If you experience any of these symptoms, it's crucial to see an eye care professional.

Prevention tips
While not all cataracts are preventable, certain actions might reduce your risk:
* Wear sunglasses and a hat with a brim to block ultraviolet sunlight.
* Quit smoking and reduce alcohol consumption.
* Maintain a healthy weight and diet that includes plenty of fruits and vegetables.
* Manage health problems like diabetes and high blood pressure.
* Get regular eye examinations, especially as you age.

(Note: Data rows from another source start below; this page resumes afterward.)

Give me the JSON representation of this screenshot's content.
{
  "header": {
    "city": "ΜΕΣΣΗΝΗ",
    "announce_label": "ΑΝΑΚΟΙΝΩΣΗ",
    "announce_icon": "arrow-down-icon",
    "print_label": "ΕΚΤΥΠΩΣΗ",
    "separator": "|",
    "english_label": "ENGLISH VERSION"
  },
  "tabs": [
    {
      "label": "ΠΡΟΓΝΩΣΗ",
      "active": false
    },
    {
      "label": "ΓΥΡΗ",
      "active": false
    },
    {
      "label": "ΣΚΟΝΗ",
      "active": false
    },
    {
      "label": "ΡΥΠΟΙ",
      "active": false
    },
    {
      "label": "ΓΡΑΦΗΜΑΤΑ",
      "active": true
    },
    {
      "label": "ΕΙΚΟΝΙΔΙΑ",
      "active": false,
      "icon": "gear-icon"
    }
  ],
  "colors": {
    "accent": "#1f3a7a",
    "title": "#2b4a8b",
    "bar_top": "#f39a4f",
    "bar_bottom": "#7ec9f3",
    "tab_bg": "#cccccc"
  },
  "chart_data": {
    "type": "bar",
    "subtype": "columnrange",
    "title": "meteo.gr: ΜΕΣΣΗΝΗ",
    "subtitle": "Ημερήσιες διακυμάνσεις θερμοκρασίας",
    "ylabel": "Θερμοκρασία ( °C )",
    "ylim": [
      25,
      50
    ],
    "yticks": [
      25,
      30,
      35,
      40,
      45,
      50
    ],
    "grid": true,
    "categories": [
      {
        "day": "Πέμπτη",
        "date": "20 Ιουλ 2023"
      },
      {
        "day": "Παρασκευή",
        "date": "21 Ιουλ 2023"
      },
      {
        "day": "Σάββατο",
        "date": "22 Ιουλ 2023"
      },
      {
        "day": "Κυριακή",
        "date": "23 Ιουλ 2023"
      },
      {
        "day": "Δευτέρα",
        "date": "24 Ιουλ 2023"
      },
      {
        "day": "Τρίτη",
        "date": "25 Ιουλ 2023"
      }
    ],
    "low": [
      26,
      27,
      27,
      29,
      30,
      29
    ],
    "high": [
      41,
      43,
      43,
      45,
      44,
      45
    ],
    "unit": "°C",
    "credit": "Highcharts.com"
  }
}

Advancements in treatment and lens implant technology
Cataract surgery has undergone significant advancements, making it one of the safest and most effective surgeries performed worldwide. The procedure generally involves removing the cloudy lens and replacing it with an artificial lens called an intraocular lens (IOL). Today's IOL options include:
* Monofocal lenses, which provide clear vision at one distance only (usually set for distance vision).
* Multifocal lenses, which can reduce the need for reading glasses by providing clear vision at multiple distances.
* Toric lenses, designed to correct astigmatism as well as cataracts.
* Accommodating lenses, which can move or change shape inside the eye, allowing focusing at different distances.
* Adjustable and combined lens implant technologies.
Additionally, new generation and innovative cataract surgical concepts like LenzOplastique® and further allow custom-designing of vision with advanced diagnostics, technology and artistic surgical skills.
AI-based advances in lasers and phacoemulsification make the surgery easier and predictable to include a smaller incision. This smaller incision often requires no stitches, reduces risks, and speeds up recovery time.

The Role of education
Education is key. Knowing about the risk factors, symptoms and treatment options can lead to earlier detection and care, significantly improving the quality of life. Various organizations provide resources and support for those affected, making it easier than ever to get help.

Conclusion: Cataract Awareness Month is not just about spreading awareness; it's about encouraging action. It serves as a reminder for individuals to care for vision as they age. Early detection through regular eye exams can lead to effective management and treatment of cataracts, allowing individuals to enjoy clear vision longer. Let this month be a reminder to prioritize your eye health, for clear sight is a crucial part of a high-quality life.

So, don’t wait for your cataract to “mature;” please go see your eye doctor and insist on it being taken care of as an avenue toward your best vision potential.